Cancer – The Dreaded Death Sentence for Dogs
The word cancer sends chills up our collective spines as we are given the news about a lump or a growth or an enlargement in any area of our body. Sometimes there is no enlarged organ or tissue, but we just are not feeling right or strong or our health is not what it used to be. We sometimes can even be weaker than normal and have no appetite.
Maybe we are getting sick more often that normal or that is expected during times of the year when we are normally healthy and active. Maybe we just do not feel like doing the things that we normally do and there is no emotional or psychological explanation for our malaise or lack of energy.
Cancer is a term that has come to be known as a “death sentence” for most of us. When reading early obituaries or death certificates when doing family history research, quite often the cause of death is listed as cancer. For normal cells to change and not respond to the normal control and feedback mechanism that the body employs to control cell growth and division there has to be some kind of change in the chemical structure of the cells that is passed on to other daughter cells during the process of cell division or mitosis.
This loss of control or the abnormal division process creates cells and groups of cells that are under their own control and do not respond to the signals the body gives normally dividing cells to divide or to stop dividing or to grow or not to grow. The mechanisms that develop to have this control mechanism not work are partially known, but mostly the sequence and frequency of this developmental process is still to be discovered.

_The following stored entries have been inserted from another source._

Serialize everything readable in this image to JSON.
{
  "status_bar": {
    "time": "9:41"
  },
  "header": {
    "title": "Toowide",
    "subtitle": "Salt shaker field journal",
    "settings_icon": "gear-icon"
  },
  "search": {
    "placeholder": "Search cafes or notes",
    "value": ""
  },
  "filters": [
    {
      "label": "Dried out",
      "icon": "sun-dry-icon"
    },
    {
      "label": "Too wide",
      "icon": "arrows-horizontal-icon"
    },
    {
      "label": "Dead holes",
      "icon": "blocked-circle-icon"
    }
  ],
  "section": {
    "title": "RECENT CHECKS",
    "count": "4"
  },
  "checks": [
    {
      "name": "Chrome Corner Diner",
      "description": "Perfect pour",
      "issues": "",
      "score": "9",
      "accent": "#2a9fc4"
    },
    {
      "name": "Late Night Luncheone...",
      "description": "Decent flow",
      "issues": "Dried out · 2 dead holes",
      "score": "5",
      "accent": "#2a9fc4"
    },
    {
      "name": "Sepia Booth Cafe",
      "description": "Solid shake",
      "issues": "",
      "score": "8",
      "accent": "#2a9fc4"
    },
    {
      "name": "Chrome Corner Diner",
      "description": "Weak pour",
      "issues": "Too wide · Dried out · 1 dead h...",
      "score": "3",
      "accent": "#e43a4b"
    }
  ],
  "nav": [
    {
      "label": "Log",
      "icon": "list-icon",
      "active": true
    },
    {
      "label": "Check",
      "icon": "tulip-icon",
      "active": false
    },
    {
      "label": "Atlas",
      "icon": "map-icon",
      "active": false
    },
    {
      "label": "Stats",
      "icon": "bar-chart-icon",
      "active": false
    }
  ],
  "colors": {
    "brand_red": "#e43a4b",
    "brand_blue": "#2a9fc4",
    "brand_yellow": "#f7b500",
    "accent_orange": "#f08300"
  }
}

The center of this process is in the genome of the cell. The chemicals and molecules that make up the genetic code of normal cells have programmed into them the response and feedback mechanisms necessary to have the organism develop as needed and in an expected sequence to the adult form with all of the parts and organs working properly.
When something disturbs this process in the genetic code and the code is changed, the normalcy is lost and the cells that are present are in control of their own destiny and do not respond to normal signals given to them by the body for maintenance and growth. Sometimes these cells just grow in the local area and change by simply dividing and expanding in the space where they begin. If they do not spread to other areas by way of the lymphatic or circulatory system, then we consider these benign growths. The first thing that we check is all of the regional lymph nodes when we do a physical exam. If they are enlarged, then we already know that the tumor has spread throughout the body.
Cancer can be treated, usually by surgical excision of the lump, but sometimes conventional treatments such as chemotherapy or radiation is used. What we have to do is look at the cost and the potential for quality of life as treatment would progress and then make the decision to treat or not to treat based on what is good for the dog.